Harold Koh is an ultra-left legal scholar with top-notch credentials. He’s a graduate of Harvard University and Harvard Law School, and also studied at Oxford. He clerked for Justice Harry Blackmun (the author of Roe v. Wade) on the Supreme Court, and was dean of the top-ranked law school in the country, Yale Law School.

Koh laid the groundwork for this broad view of presidential power when Obama made Koh Hillary Clinton’s top lawyer by appointing him State Department Legal Adviser. Koh gave a speech on this power in 2010; he also authored a detailed legal memo cited in Holder’s opinion to Obama uncovered by the media this week.

Yet Koh was a wide-eyed, zealous opponent of Bush’s war on terrorism. He repeatedly characterized such actions as not only illegal but also in terms to lead people to the conclusion that these policies were morally wrong.

How in the world could he change his views so drastically? And why did he agree to leave his very lucrative job as dean at Yale to take this job anyway?

Could it be that Koh is trying to get Obama’s attention for the Supreme Court? Obama has now appointed a Hispanic woman and a Jewish-American woman to the Court. There has never been an Asian-American on the Court. 

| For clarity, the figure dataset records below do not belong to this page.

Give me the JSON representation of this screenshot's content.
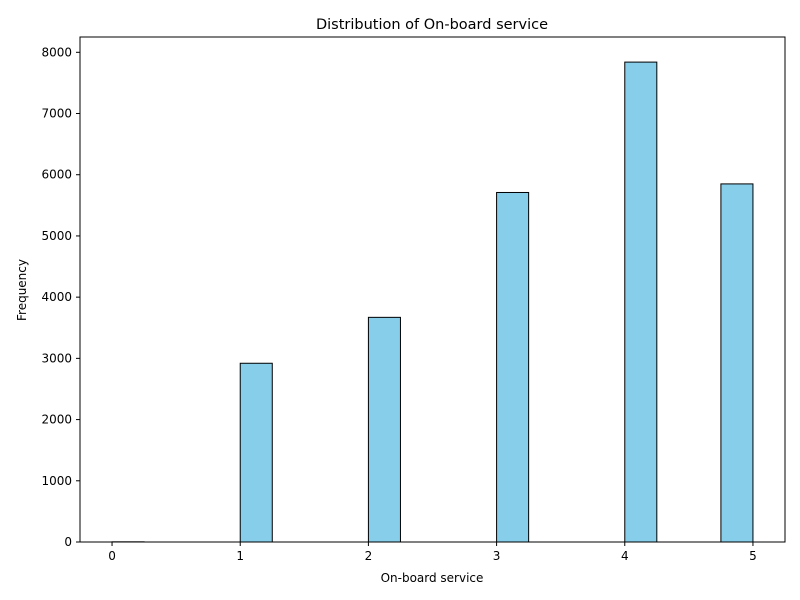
{
  "chart_data": {
    "type": "bar",
    "title": "Distribution of On-board service",
    "xlabel": "On-board service",
    "ylabel": "Frequency",
    "xlim": [
      -0.25,
      5.25
    ],
    "ylim": [
      0,
      8250
    ],
    "xticks": [
      0,
      1,
      2,
      3,
      4,
      5
    ],
    "yticks": [
      0,
      1000,
      2000,
      3000,
      4000,
      5000,
      6000,
      7000,
      8000
    ],
    "bin_width": 0.25,
    "bins": [
      {
        "x0": 0.0,
        "x1": 0.25,
        "value": 3
      },
      {
        "x0": 0.25,
        "x1": 0.5,
        "value": 0
      },
      {
        "x0": 0.5,
        "x1": 0.75,
        "value": 0
      },
      {
        "x0": 0.75,
        "x1": 1.0,
        "value": 0
      },
      {
        "x0": 1.0,
        "x1": 1.25,
        "value": 2920
      },
      {
        "x0": 1.25,
        "x1": 1.5,
        "value": 0
      },
      {
        "x0": 1.5,
        "x1": 1.75,
        "value": 0
      },
      {
        "x0": 1.75,
        "x1": 2.0,
        "value": 0
      },
      {
        "x0": 2.0,
        "x1": 2.25,
        "value": 3670
      },
      {
        "x0": 2.25,
        "x1": 2.5,
        "value": 0
      },
      {
        "x0": 2.5,
        "x1": 2.75,
        "value": 0
      },
      {
        "x0": 2.75,
        "x1": 3.0,
        "value": 0
      },
      {
        "x0": 3.0,
        "x1": 3.25,
        "value": 5710
      },
      {
        "x0": 3.25,
        "x1": 3.5,
        "value": 0
      },
      {
        "x0": 3.5,
        "x1": 3.75,
        "value": 0
      },
      {
        "x0": 3.75,
        "x1": 4.0,
        "value": 0
      },
      {
        "x0": 4.0,
        "x1": 4.25,
        "value": 7840
      },
      {
        "x0": 4.25,
        "x1": 4.5,
        "value": 0
      },
      {
        "x0": 4.5,
        "x1": 4.75,
        "value": 0
      },
      {
        "x0": 4.75,
        "x1": 5.0,
        "value": 5850
      }
    ],
    "grid": false,
    "bar_color": "#87ceeb",
    "edge_color": "#000000"
  }
}
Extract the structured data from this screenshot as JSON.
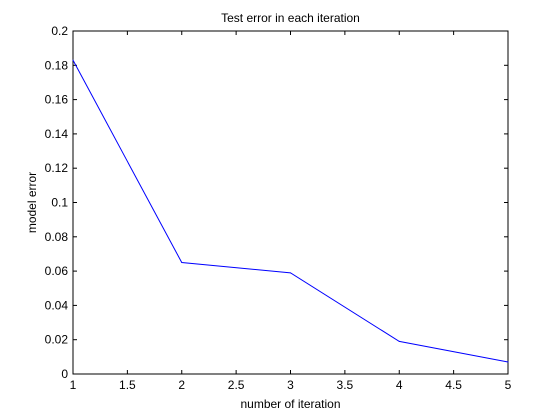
{
  "chart_data": {
    "type": "line",
    "title": "Test error in each iteration",
    "xlabel": "number of iteration",
    "ylabel": "model error",
    "xlim": [
      1,
      5
    ],
    "ylim": [
      0,
      0.2
    ],
    "grid": false,
    "x_ticks": [
      "1",
      "1.5",
      "2",
      "2.5",
      "3",
      "3.5",
      "4",
      "4.5",
      "5"
    ],
    "y_ticks": [
      "0",
      "0.02",
      "0.04",
      "0.06",
      "0.08",
      "0.1",
      "0.12",
      "0.14",
      "0.16",
      "0.18",
      "0.2"
    ],
    "series": [
      {
        "color": "#0000ff",
        "x": [
          1,
          2,
          3,
          4,
          5
        ],
        "y": [
          0.183,
          0.065,
          0.059,
          0.019,
          0.007
        ]
      }
    ]
  }
}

As one of the most brilliant and accomplished left-leaning lawyers in the United States, did Koh come to D.C. to cultivate relationships with senators who vote to confirm federal judges and to take Obama’s side in contentious issues to curry his favor? It’s speculation, but it also makes sense.

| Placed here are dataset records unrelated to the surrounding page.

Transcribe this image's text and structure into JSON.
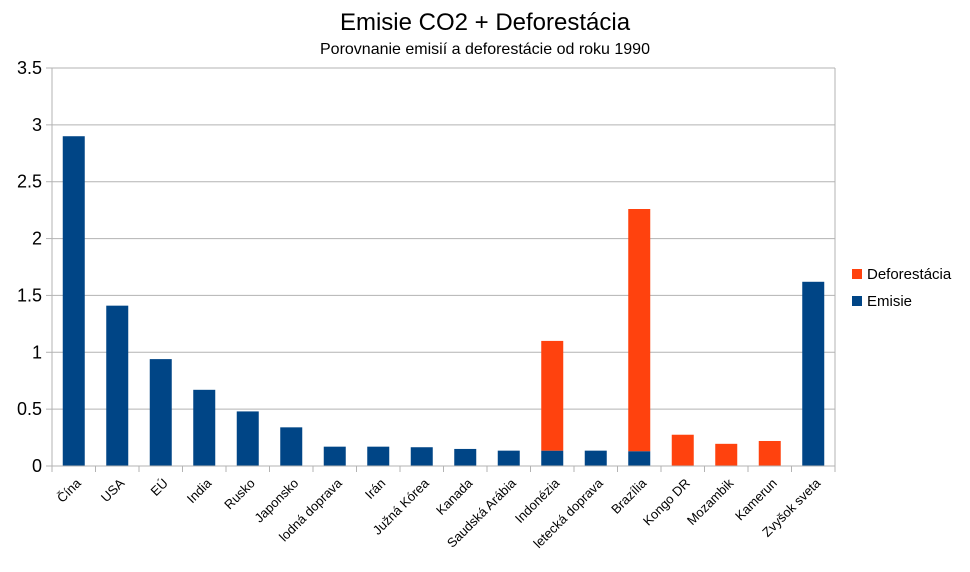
{
  "chart_data": {
    "type": "bar",
    "stacked": true,
    "title": "Emisie CO2 + Deforestácia",
    "subtitle": "Porovnanie emisií a deforestácie od roku 1990",
    "xlabel": "",
    "ylabel": "",
    "ylim": [
      0,
      3.5
    ],
    "yticks": [
      "0",
      "0.5",
      "1",
      "1.5",
      "2",
      "2.5",
      "3",
      "3.5"
    ],
    "grid": true,
    "legend_position": "right",
    "categories": [
      "Čína",
      "USA",
      "EÚ",
      "India",
      "Rusko",
      "Japonsko",
      "lodná doprava",
      "Irán",
      "Južná Kórea",
      "Kanada",
      "Saudská Arábia",
      "Indonézia",
      "letecká doprava",
      "Brazília",
      "Kongo DR",
      "Mozambik",
      "Kamerun",
      "Zvyšok sveta"
    ],
    "series": [
      {
        "name": "Emisie",
        "color": "#004586",
        "values": [
          2.9,
          1.41,
          0.94,
          0.67,
          0.48,
          0.34,
          0.17,
          0.17,
          0.165,
          0.15,
          0.135,
          0.135,
          0.135,
          0.13,
          0,
          0,
          0,
          1.62
        ]
      },
      {
        "name": "Deforestácia",
        "color": "#ff420e",
        "values": [
          0,
          0,
          0,
          0,
          0,
          0,
          0,
          0,
          0,
          0,
          0,
          0.965,
          0,
          2.13,
          0.275,
          0.195,
          0.22,
          0
        ]
      }
    ]
  }
}
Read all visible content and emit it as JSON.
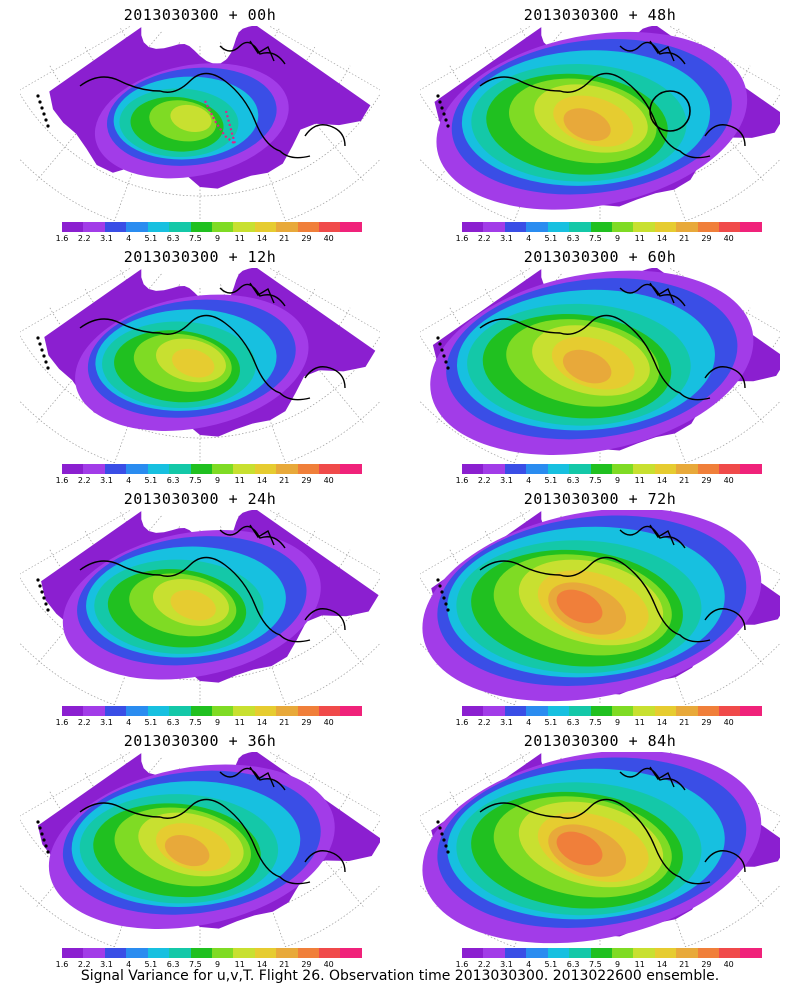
{
  "colorbar": {
    "labels": [
      "1.6",
      "2.2",
      "3.1",
      "4",
      "5.1",
      "6.3",
      "7.5",
      "9",
      "11",
      "14",
      "21",
      "29",
      "40"
    ],
    "colors": [
      "#8b1fd0",
      "#a23ce8",
      "#3a4ee6",
      "#2a8cf0",
      "#17c0e0",
      "#14c8a8",
      "#20c020",
      "#7fdb24",
      "#c8e030",
      "#e6cc30",
      "#e8a93a",
      "#f07f3a",
      "#f04a4a",
      "#f0227a"
    ]
  },
  "panels": [
    {
      "id": "p00",
      "title": "2013030300 + 00h",
      "col": 0,
      "row": 0,
      "spread": 0.45,
      "intensity": 0.55,
      "track": true,
      "circle": false
    },
    {
      "id": "p48",
      "title": "2013030300 + 48h",
      "col": 1,
      "row": 0,
      "spread": 0.9,
      "intensity": 0.85,
      "track": false,
      "circle": true
    },
    {
      "id": "p12",
      "title": "2013030300 + 12h",
      "col": 0,
      "row": 1,
      "spread": 0.6,
      "intensity": 0.65,
      "track": false,
      "circle": false
    },
    {
      "id": "p60",
      "title": "2013030300 + 60h",
      "col": 1,
      "row": 1,
      "spread": 0.95,
      "intensity": 0.9,
      "track": false,
      "circle": false
    },
    {
      "id": "p24",
      "title": "2013030300 + 24h",
      "col": 0,
      "row": 2,
      "spread": 0.7,
      "intensity": 0.7,
      "track": false,
      "circle": false
    },
    {
      "id": "p72",
      "title": "2013030300 + 72h",
      "col": 1,
      "row": 2,
      "spread": 1.0,
      "intensity": 0.95,
      "track": false,
      "circle": false
    },
    {
      "id": "p36",
      "title": "2013030300 + 36h",
      "col": 0,
      "row": 3,
      "spread": 0.8,
      "intensity": 0.8,
      "track": false,
      "circle": false
    },
    {
      "id": "p84",
      "title": "2013030300 + 84h",
      "col": 1,
      "row": 3,
      "spread": 1.0,
      "intensity": 1.0,
      "track": false,
      "circle": false
    }
  ],
  "caption": "Signal Variance for u,v,T. Flight 26. Observation time 2013030300. 2013022600 ensemble."
}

Rumors in D.C. are that Justice Ruth Bader Ginsburg plans to retire in 2015. It’s possible Obama wants to replace the first Jewish-American woman on the Court with another first. I agree with many Court watchers that Obama’s nomination of ultra-leftist Goodwin Liu to the U.S. Court of Appeals for the Ninth Circuit was part of grooming him for such a potential nomination. 

While conservatives blocked that nomination, liberal Democratic Governor Jerry Brown has appointed Liu to the California Supreme Court, so Liu is still a potential Supreme Court nominee. Or, if Obama wants more of a stealth candidate with a resume of bipartisan accomplishment, he could appoint Sri Srinivasan, who has been nominated to be a judge on the U.S. Court of Appeals for the D.C. Circuit.

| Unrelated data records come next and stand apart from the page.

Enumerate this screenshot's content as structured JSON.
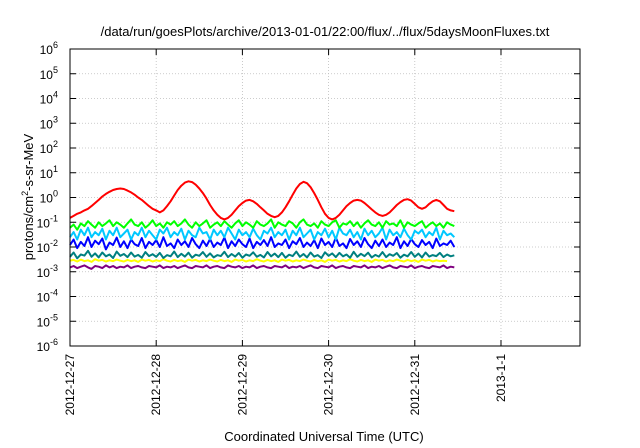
{
  "chart_data": {
    "type": "line",
    "title": "/data/run/goesPlots/archive/2013-01-01/22:00/flux/../flux/5daysMoonFluxes.txt",
    "xlabel": "Coordinated Universal Time (UTC)",
    "ylabel": {
      "base": "protons/cm",
      "sup": "2",
      "rest": "-s-sr-MeV"
    },
    "y_scale": "log",
    "ylim": [
      1e-06,
      1000000.0
    ],
    "y_ticks": [
      {
        "exp": "-6",
        "value": 1e-06
      },
      {
        "exp": "-5",
        "value": 1e-05
      },
      {
        "exp": "-4",
        "value": 0.0001
      },
      {
        "exp": "-3",
        "value": 0.001
      },
      {
        "exp": "-2",
        "value": 0.01
      },
      {
        "exp": "-1",
        "value": 0.1
      },
      {
        "exp": "0",
        "value": 1
      },
      {
        "exp": "1",
        "value": 10
      },
      {
        "exp": "2",
        "value": 100
      },
      {
        "exp": "3",
        "value": 1000
      },
      {
        "exp": "4",
        "value": 10000
      },
      {
        "exp": "5",
        "value": 100000
      },
      {
        "exp": "6",
        "value": 1000000
      }
    ],
    "y_tick_base": "10",
    "x_ticks": [
      "2012-12-27",
      "2012-12-28",
      "2012-12-29",
      "2012-12-30",
      "2012-12-31",
      "2013-1-1"
    ],
    "xlim": [
      "2012-12-27 00:00",
      "2013-01-01 22:00"
    ],
    "grid": true,
    "legend": "none",
    "sample_interval_hours": 1,
    "series": [
      {
        "color": "#ff0000",
        "values": [
          0.15,
          0.18,
          0.22,
          0.25,
          0.3,
          0.35,
          0.45,
          0.6,
          0.8,
          1.1,
          1.4,
          1.7,
          2.0,
          2.2,
          2.3,
          2.2,
          1.9,
          1.6,
          1.3,
          1.0,
          0.8,
          0.6,
          0.45,
          0.35,
          0.3,
          0.25,
          0.3,
          0.45,
          0.7,
          1.2,
          2.0,
          3.0,
          4.0,
          4.5,
          4.2,
          3.3,
          2.3,
          1.5,
          0.9,
          0.5,
          0.3,
          0.2,
          0.15,
          0.13,
          0.15,
          0.2,
          0.3,
          0.45,
          0.6,
          0.75,
          0.8,
          0.7,
          0.55,
          0.4,
          0.3,
          0.22,
          0.18,
          0.16,
          0.18,
          0.25,
          0.4,
          0.7,
          1.3,
          2.3,
          3.5,
          4.3,
          3.8,
          2.6,
          1.5,
          0.8,
          0.4,
          0.22,
          0.15,
          0.13,
          0.15,
          0.2,
          0.3,
          0.45,
          0.6,
          0.75,
          0.8,
          0.75,
          0.6,
          0.45,
          0.33,
          0.25,
          0.2,
          0.18,
          0.2,
          0.25,
          0.35,
          0.5,
          0.65,
          0.8,
          0.85,
          0.75,
          0.55,
          0.4,
          0.35,
          0.4,
          0.55,
          0.7,
          0.8,
          0.7,
          0.5,
          0.35,
          0.3,
          0.28
        ]
      },
      {
        "color": "#00ff00",
        "values": [
          0.06,
          0.08,
          0.05,
          0.09,
          0.07,
          0.11,
          0.08,
          0.06,
          0.1,
          0.07,
          0.09,
          0.12,
          0.07,
          0.1,
          0.08,
          0.06,
          0.09,
          0.13,
          0.08,
          0.07,
          0.1,
          0.06,
          0.08,
          0.12,
          0.07,
          0.09,
          0.06,
          0.1,
          0.08,
          0.11,
          0.07,
          0.09,
          0.13,
          0.08,
          0.06,
          0.1,
          0.07,
          0.09,
          0.12,
          0.06,
          0.08,
          0.1,
          0.07,
          0.11,
          0.08,
          0.06,
          0.09,
          0.12,
          0.07,
          0.1,
          0.08,
          0.06,
          0.11,
          0.08,
          0.07,
          0.09,
          0.13,
          0.06,
          0.1,
          0.08,
          0.07,
          0.11,
          0.09,
          0.06,
          0.1,
          0.13,
          0.08,
          0.07,
          0.09,
          0.06,
          0.11,
          0.08,
          0.07,
          0.1,
          0.12,
          0.06,
          0.09,
          0.08,
          0.11,
          0.07,
          0.1,
          0.06,
          0.09,
          0.12,
          0.08,
          0.07,
          0.1,
          0.06,
          0.11,
          0.08,
          0.09,
          0.07,
          0.12,
          0.06,
          0.1,
          0.08,
          0.07,
          0.09,
          0.11,
          0.06,
          0.08,
          0.1,
          0.07,
          0.09,
          0.06,
          0.1,
          0.08,
          0.07
        ]
      },
      {
        "color": "#00c8ff",
        "values": [
          0.025,
          0.04,
          0.02,
          0.05,
          0.03,
          0.06,
          0.025,
          0.04,
          0.03,
          0.055,
          0.02,
          0.045,
          0.03,
          0.06,
          0.025,
          0.035,
          0.05,
          0.02,
          0.04,
          0.03,
          0.06,
          0.025,
          0.045,
          0.03,
          0.02,
          0.05,
          0.035,
          0.06,
          0.025,
          0.04,
          0.03,
          0.055,
          0.02,
          0.045,
          0.03,
          0.025,
          0.06,
          0.035,
          0.04,
          0.02,
          0.05,
          0.03,
          0.045,
          0.025,
          0.06,
          0.035,
          0.02,
          0.05,
          0.03,
          0.04,
          0.025,
          0.055,
          0.03,
          0.02,
          0.045,
          0.035,
          0.06,
          0.025,
          0.04,
          0.03,
          0.05,
          0.02,
          0.045,
          0.03,
          0.06,
          0.025,
          0.035,
          0.05,
          0.02,
          0.04,
          0.03,
          0.055,
          0.025,
          0.045,
          0.02,
          0.06,
          0.035,
          0.03,
          0.05,
          0.025,
          0.04,
          0.02,
          0.055,
          0.03,
          0.045,
          0.025,
          0.035,
          0.06,
          0.02,
          0.05,
          0.03,
          0.04,
          0.025,
          0.055,
          0.03,
          0.02,
          0.045,
          0.035,
          0.05,
          0.025,
          0.04,
          0.03,
          0.06,
          0.02,
          0.045,
          0.03,
          0.035,
          0.025
        ]
      },
      {
        "color": "#0000ff",
        "values": [
          0.012,
          0.02,
          0.009,
          0.016,
          0.011,
          0.025,
          0.01,
          0.018,
          0.013,
          0.022,
          0.008,
          0.015,
          0.012,
          0.024,
          0.01,
          0.017,
          0.009,
          0.02,
          0.013,
          0.011,
          0.023,
          0.009,
          0.016,
          0.012,
          0.019,
          0.01,
          0.025,
          0.011,
          0.014,
          0.009,
          0.02,
          0.012,
          0.017,
          0.01,
          0.023,
          0.013,
          0.009,
          0.018,
          0.011,
          0.021,
          0.01,
          0.015,
          0.012,
          0.024,
          0.009,
          0.017,
          0.011,
          0.02,
          0.013,
          0.01,
          0.022,
          0.009,
          0.016,
          0.012,
          0.019,
          0.011,
          0.025,
          0.01,
          0.014,
          0.012,
          0.02,
          0.009,
          0.017,
          0.013,
          0.023,
          0.01,
          0.015,
          0.011,
          0.019,
          0.009,
          0.022,
          0.012,
          0.016,
          0.01,
          0.024,
          0.011,
          0.014,
          0.009,
          0.021,
          0.012,
          0.017,
          0.01,
          0.023,
          0.013,
          0.009,
          0.018,
          0.011,
          0.02,
          0.01,
          0.015,
          0.012,
          0.025,
          0.009,
          0.017,
          0.011,
          0.021,
          0.013,
          0.01,
          0.019,
          0.012,
          0.016,
          0.009,
          0.022,
          0.011,
          0.014,
          0.012,
          0.018,
          0.01
        ]
      },
      {
        "color": "#008080",
        "values": [
          0.004,
          0.006,
          0.0035,
          0.005,
          0.0045,
          0.007,
          0.004,
          0.0055,
          0.0038,
          0.006,
          0.0042,
          0.005,
          0.0036,
          0.0065,
          0.0044,
          0.0052,
          0.0039,
          0.006,
          0.0041,
          0.0048,
          0.0037,
          0.0062,
          0.0043,
          0.0051,
          0.004,
          0.0058,
          0.0036,
          0.0047,
          0.0042,
          0.0066,
          0.0039,
          0.0053,
          0.0041,
          0.0059,
          0.0037,
          0.0049,
          0.0044,
          0.0062,
          0.004,
          0.0055,
          0.0038,
          0.0047,
          0.0043,
          0.0064,
          0.0039,
          0.0052,
          0.0041,
          0.0057,
          0.0037,
          0.005,
          0.0044,
          0.0061,
          0.004,
          0.0048,
          0.0038,
          0.0063,
          0.0042,
          0.0054,
          0.0039,
          0.0058,
          0.0037,
          0.0049,
          0.0043,
          0.0065,
          0.004,
          0.0052,
          0.0038,
          0.006,
          0.0041,
          0.0047,
          0.0036,
          0.0061,
          0.0044,
          0.0055,
          0.0039,
          0.0058,
          0.0042,
          0.005,
          0.0037,
          0.0064,
          0.004,
          0.0053,
          0.0043,
          0.0059,
          0.0038,
          0.0048,
          0.0041,
          0.0062,
          0.0039,
          0.0051,
          0.0044,
          0.0057,
          0.0037,
          0.0049,
          0.0042,
          0.0063,
          0.004,
          0.0054,
          0.0038,
          0.006,
          0.0041,
          0.0047,
          0.0043,
          0.0058,
          0.0039,
          0.005,
          0.0042,
          0.0046
        ]
      },
      {
        "color": "#ffff00",
        "values": [
          0.0028,
          0.003,
          0.0026,
          0.0031,
          0.0027,
          0.0029,
          0.0025,
          0.0032,
          0.0028,
          0.003,
          0.0026,
          0.0029,
          0.0027,
          0.0031,
          0.0028,
          0.0026,
          0.003,
          0.0027,
          0.0029,
          0.0025,
          0.0031,
          0.0028,
          0.003,
          0.0026,
          0.0029,
          0.0027,
          0.0032,
          0.0028,
          0.0026,
          0.003,
          0.0027,
          0.0029,
          0.0025,
          0.0031,
          0.0028,
          0.003,
          0.0026,
          0.0029,
          0.0027,
          0.0031,
          0.0028,
          0.0026,
          0.003,
          0.0027,
          0.0029,
          0.0025,
          0.0031,
          0.0028,
          0.003,
          0.0026,
          0.0029,
          0.0027,
          0.0032,
          0.0028,
          0.0026,
          0.003,
          0.0027,
          0.0029,
          0.0025,
          0.0031,
          0.0028,
          0.003,
          0.0026,
          0.0029,
          0.0027,
          0.0031,
          0.0028,
          0.0026,
          0.003,
          0.0027,
          0.0029,
          0.0025,
          0.0031,
          0.0028,
          0.003,
          0.0026,
          0.0029,
          0.0027,
          0.0032,
          0.0028,
          0.0026,
          0.003,
          0.0027,
          0.0029,
          0.0025,
          0.0031,
          0.0028,
          0.003,
          0.0026,
          0.0029,
          0.0027,
          0.0031,
          0.0028,
          0.0026,
          0.003,
          0.0027,
          0.0029,
          0.0025,
          0.0031,
          0.0028,
          0.003,
          0.0026,
          0.0029,
          0.0027,
          0.0028,
          0.0027
        ]
      },
      {
        "color": "#800080",
        "values": [
          0.0015,
          0.0017,
          0.0014,
          0.0016,
          0.0018,
          0.0015,
          0.0013,
          0.0017,
          0.0016,
          0.0014,
          0.0018,
          0.0015,
          0.0017,
          0.0014,
          0.0016,
          0.0015,
          0.0018,
          0.0014,
          0.0016,
          0.0017,
          0.0015,
          0.0014,
          0.0017,
          0.0016,
          0.0015,
          0.0018,
          0.0014,
          0.0016,
          0.0015,
          0.0017,
          0.0014,
          0.0016,
          0.0018,
          0.0015,
          0.0014,
          0.0017,
          0.0016,
          0.0015,
          0.0018,
          0.0014,
          0.0016,
          0.0017,
          0.0015,
          0.0014,
          0.0018,
          0.0016,
          0.0015,
          0.0017,
          0.0014,
          0.0016,
          0.0015,
          0.0018,
          0.0014,
          0.0016,
          0.0017,
          0.0015,
          0.0014,
          0.0017,
          0.0016,
          0.0015,
          0.0018,
          0.0014,
          0.0016,
          0.0015,
          0.0017,
          0.0014,
          0.0016,
          0.0018,
          0.0015,
          0.0014,
          0.0017,
          0.0016,
          0.0015,
          0.0018,
          0.0014,
          0.0016,
          0.0017,
          0.0015,
          0.0014,
          0.0017,
          0.0016,
          0.0015,
          0.0018,
          0.0014,
          0.0016,
          0.0015,
          0.0017,
          0.0014,
          0.0016,
          0.0018,
          0.0015,
          0.0014,
          0.0017,
          0.0016,
          0.0015,
          0.0018,
          0.0014,
          0.0016,
          0.0017,
          0.0015,
          0.0014,
          0.0017,
          0.0016,
          0.0015,
          0.0018,
          0.0014,
          0.0016,
          0.0015
        ]
      }
    ]
  }
}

But none of those are set in stone. Could it be that Koh–who is returning to Yale Law School–still wants to compete for that seat?

Time will tell. But either way, his shocking reversal on the issue of presidential wartime power speaks more to his commitment to principle–or lack thereof–and should lead the U.S. Senate to conclude he is not worthy to sit on the Supreme Court.

Breitbart News legal columnist Ken Klukowski is a fellow with the American Civil Rights Union and on faculty at Liberty University School of Law.